Pat Frades had long been in the company of artists. Inspiration became a matter of where she looked. In FEU Manila, where she took marketing, there was no shortage of students applying their hands. They would often sketch their breaks away – or any downtime they had, for that matter – in the public pavilion and the school libraries, their illustrations on view for any passerby to see. Pat’s routine started similarly, though a bit later, and more intently in the wee hours of the morning before work in sales. Right around the time she would have been regularized, the impulse for art as a career took Pat completely, at the same time a job opening for an assistant came to her attention at Nova Gallery.
She got in, learned the ropes, and hadn’t made a hard sell since. Pat made the choice of working closely with young emerging artists, and the necessity of the job would have her at times don a curator’s hat. Self-taught and determined, Pat helped develop these artists’ profiles and slotted them in open-theme group exhibitions for space to experiment and play, all while she had been joining group shows herself. But with each workday at Nova Gallery and after it, doing the legwork over the course of five years, the question of how Pat Frades would want to continue became more pressing to ignore. Her ambitions to create art, spurred on by the talents she surrounded herself with, took further hold. It carried over as she began work for Whitewalls. “Being an artist and working in a gallery has its struggles, specifically with time,” Pat shares, “I had to push myself to make a decision to be an artist full-time – and with the time given – I got the chance to explore and embrace this new path.”

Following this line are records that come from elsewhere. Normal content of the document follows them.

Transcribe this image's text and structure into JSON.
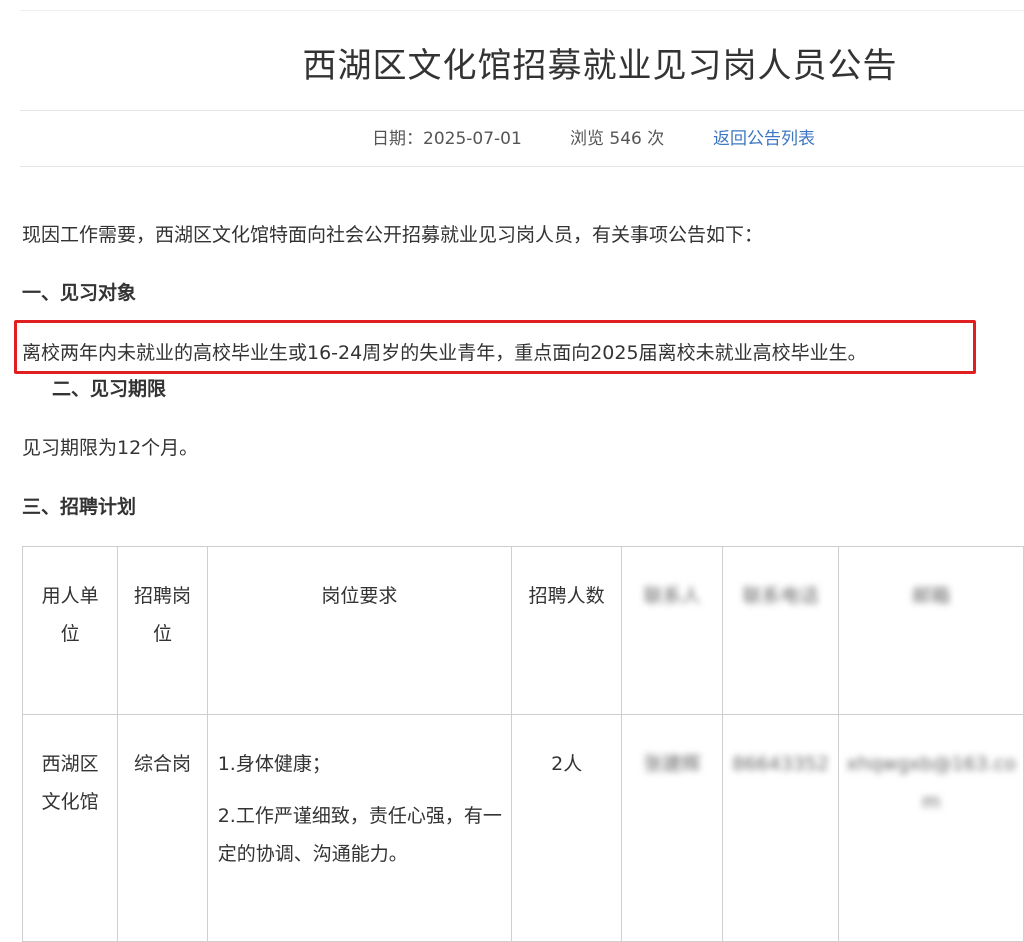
{
  "article": {
    "title": "西湖区文化馆招募就业见习岗人员公告",
    "meta": {
      "date": "日期：2025-07-01",
      "views": "浏览 546 次",
      "back_link": "返回公告列表"
    },
    "intro": "现因工作需要，西湖区文化馆特面向社会公开招募就业见习岗人员，有关事项公告如下：",
    "sections": [
      {
        "heading": "一、见习对象",
        "body": "离校两年内未就业的高校毕业生或16-24周岁的失业青年，重点面向2025届离校未就业高校毕业生。"
      },
      {
        "heading": "二、见习期限",
        "body": "见习期限为12个月。"
      },
      {
        "heading": "三、招聘计划"
      }
    ],
    "highlight_color": "#e02020"
  },
  "table": {
    "headers": [
      "用人单位",
      "招聘岗位",
      "岗位要求",
      "招聘人数",
      "联系人",
      "联系电话",
      "邮箱"
    ],
    "row": {
      "unit": "西湖区文化馆",
      "position": "综合岗",
      "requirements": [
        "1.身体健康；",
        "2.工作严谨细致，责任心强，有一定的协调、沟通能力。"
      ],
      "count": "2人",
      "contact": "张建辉",
      "phone": "86643352",
      "email": "xhqwgxb@163.com"
    }
  }
}
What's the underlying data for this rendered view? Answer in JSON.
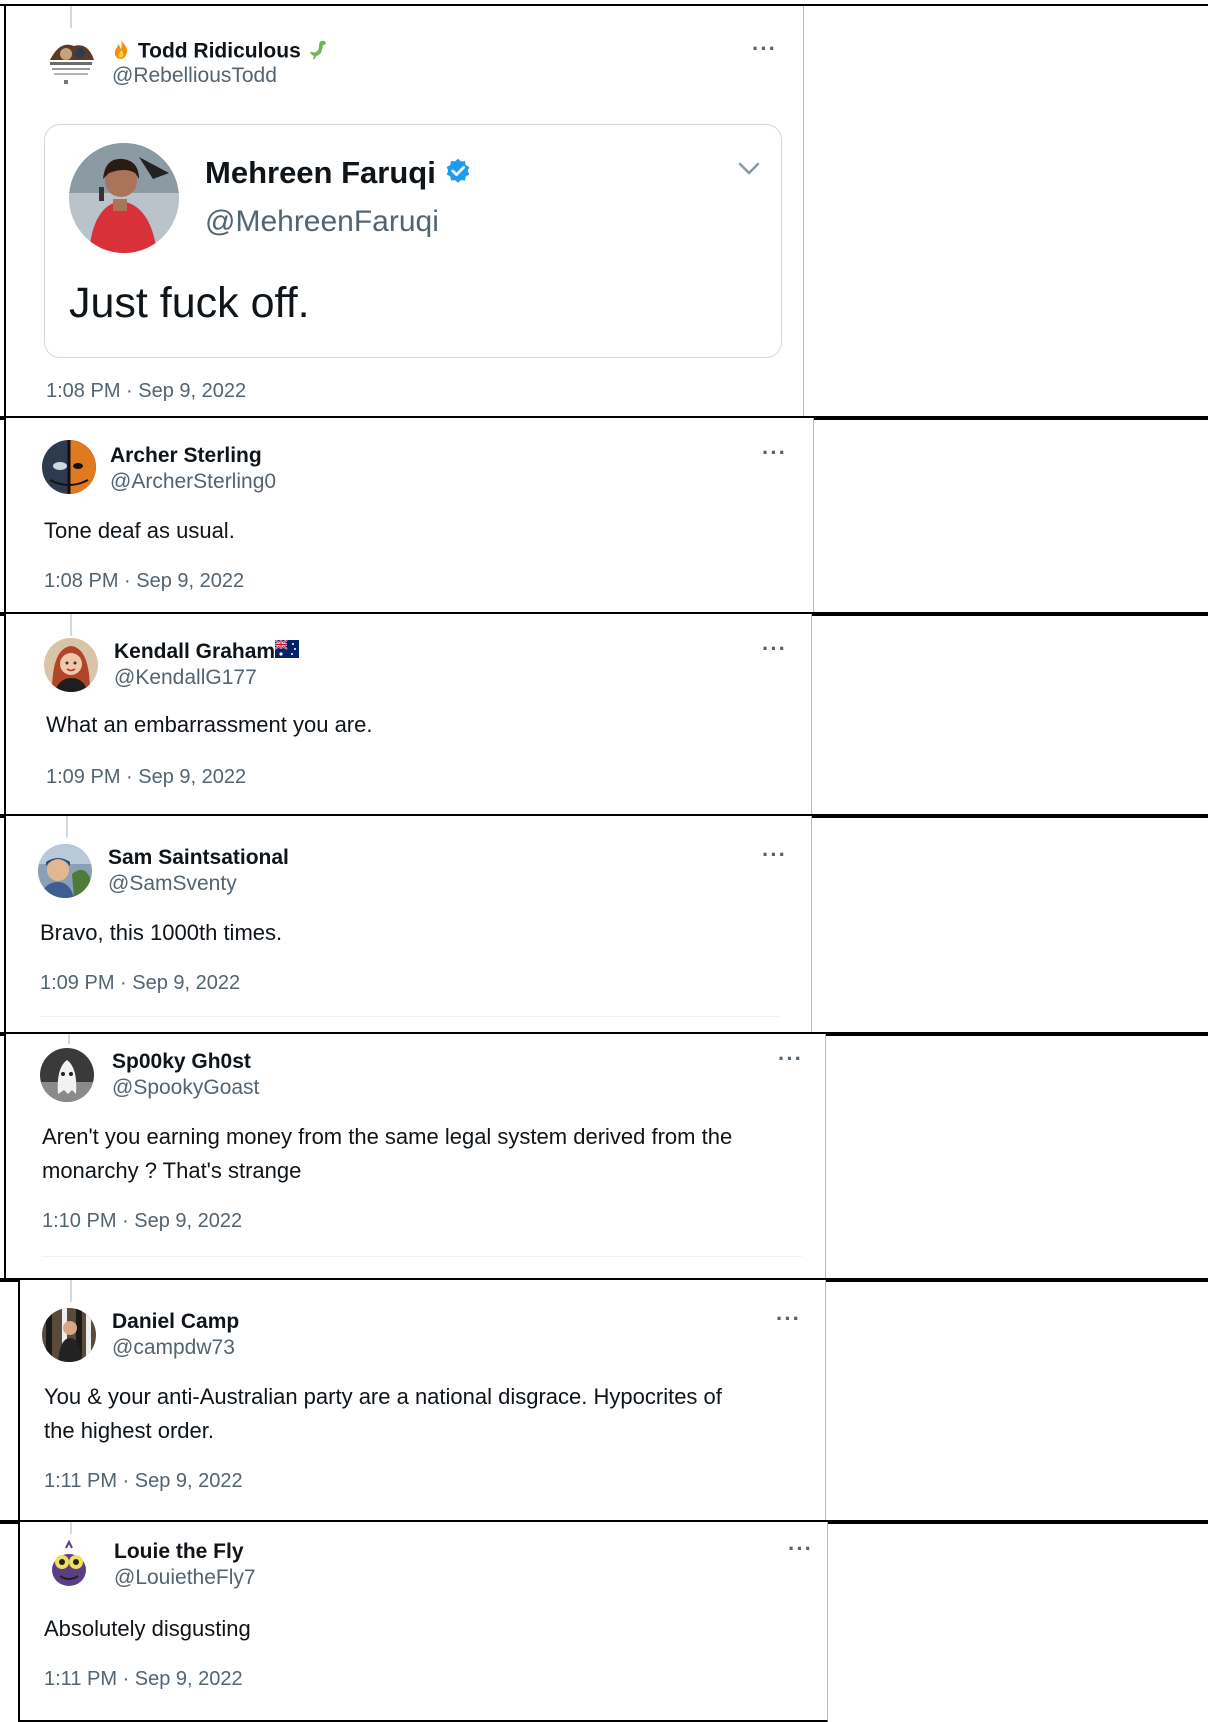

That new path made inroads riotously, in striking colorways and in the unlikeliest combinations, with her first solo show last July 2020, Growth, at Vinyl on Vinyl. Appropriate to the name, the works featured were a suite of personal mementos in the form of lifelike hands and feet, casted after the limbs of family members and friends. They were homages with their own secret codes, embedded in the mushroom patches that grew wildly out of the clay pores. It was new, and the image striking: growth as spontaneous or overlooked, unbridled and rising from within and present only when enough to cause visual alarm, the divide between person and world, as indicated by the failed defenses of skin, or of them breathing together. Put another way, things appear more out of joint the more you join them together, and it doesn’t have to result in feeling queasy at one’s armchair, that high-brow discomfiture.
Pat: “With this medium [polymerclay and casting], I had a chance to make works that were more surrealistic. It’s the idea of us humans being part of this beautiful nature; most of the time, we forget how to nurture and preserve it.” These familiar motifs bring the same viewing pleasures in her ongoing stay with us for There’s a tiny hole in the fabric of space, and then some. Pat’s not looking to settle into one style or way just yet. Introduced here, too, are Pat’s foray into printmaking. “I got inspired by some artists who make linocut prints. I’ll be making more of this series, too.”
“It’s a first for me,” Pat shares. Thankfully, that never stopped her before.